By Tafadzwa Muranganwa
HARARE – Digital rights and media activist Koliwe Majama challenged journalists who converged for a one day Internet Governance and Freedoms workshop organised by Radio VOP in Harare on Wednesday to broaden their reporting on internet governance and digital rights issues. The training is part of a project titled Ïmproving Internet Access and Digital Rights Awareness in Rural Zimbabwe”done in association with Counterpart International with support from USAID.
Majama,former MISA Zimbabwe Broadcasting and ICT Programmes Officer, told journalists, who specialise in rural coverage,that Internet governance issues need a holistic approach since it is a fairly new phenomenon.
“Reporting on internet governance and freedoms demands a lot of inquisitiveness on how internet affects every facet of life and since it is fairly a new beat there is the need for journalists to input more on analysis and proffering solutions in their writing,” argued Majama.
The Internet and Communications consultant advised the journalists who were drawn from the country’s 10 provinces to probe why the country’s rural provinces continue to suffer from poor internet infrastructure.
“There has been reluctance by Internet service providers to install infrastructure in rural areas as they claim the areas have no market and also say the contributions they make to the Universal Services Fund are suffice to do the infrastructure upgrade
“I think as journalists there is a need for an investigative reporting on that,” alluded Majama.
The Universal Service Fund (USF) is a pool of funds contributed by all operators licensed by POTRAZ – mobile operators, Internet Access Providers and the fixed line operators-and part of its purpose is to fund the development of telecoms infrastructure in the country. Operators are required to contribute 5% of their annual gross turnover to the fund.
But there have been reports that the government-controlled POTRAZ is abusing the USF.
Community Information Centres (CIFs) that are a vital facility in improving internet access and affordability in rural areas reel from politicisation, according to Majama.
“Community Information Centres that have been installed by the government are still politicised as there are no civil society organisations govern their operations,” pointed out the digital rights activist.

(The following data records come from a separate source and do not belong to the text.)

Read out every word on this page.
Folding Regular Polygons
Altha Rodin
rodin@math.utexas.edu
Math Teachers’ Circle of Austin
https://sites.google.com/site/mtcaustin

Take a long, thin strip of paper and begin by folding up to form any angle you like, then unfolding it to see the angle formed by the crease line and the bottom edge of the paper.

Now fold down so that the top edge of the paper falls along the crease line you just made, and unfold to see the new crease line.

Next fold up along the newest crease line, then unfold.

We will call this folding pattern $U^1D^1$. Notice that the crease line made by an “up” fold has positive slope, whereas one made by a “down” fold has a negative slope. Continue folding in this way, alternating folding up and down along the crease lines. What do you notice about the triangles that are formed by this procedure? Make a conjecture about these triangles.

Young Journalists Association (YOJA) spokesperson Leopold Munhende, said the organisation will be indebted by the submissions made by Majama to improve internet reportage.
“Before this presentation by Koliwe,we as young journalists were incapacitated in reporting fully on internet governance and freedoms issues as we were more premised on events and policies regarding such without cascading down to how it affects the ordinary citizens,” said Munhende.
Another participant,TellZim Midlands correspondent Itai Muzondo,concurred with the YOJA spokesperson adding that comparing the international best practises in internet governance and freedom is a prudent to increase access to internet to marginalised people.
Zimbabwe is a rated among top countries with the most expensive internet costs (broadband) in the world.
A Multi-stakeholder group called Zimbabwe Internet Governance Forum(ZIGF) of which Koliwe Majama is the outgoing deputy chair, was established to advance internet governance issues in the country.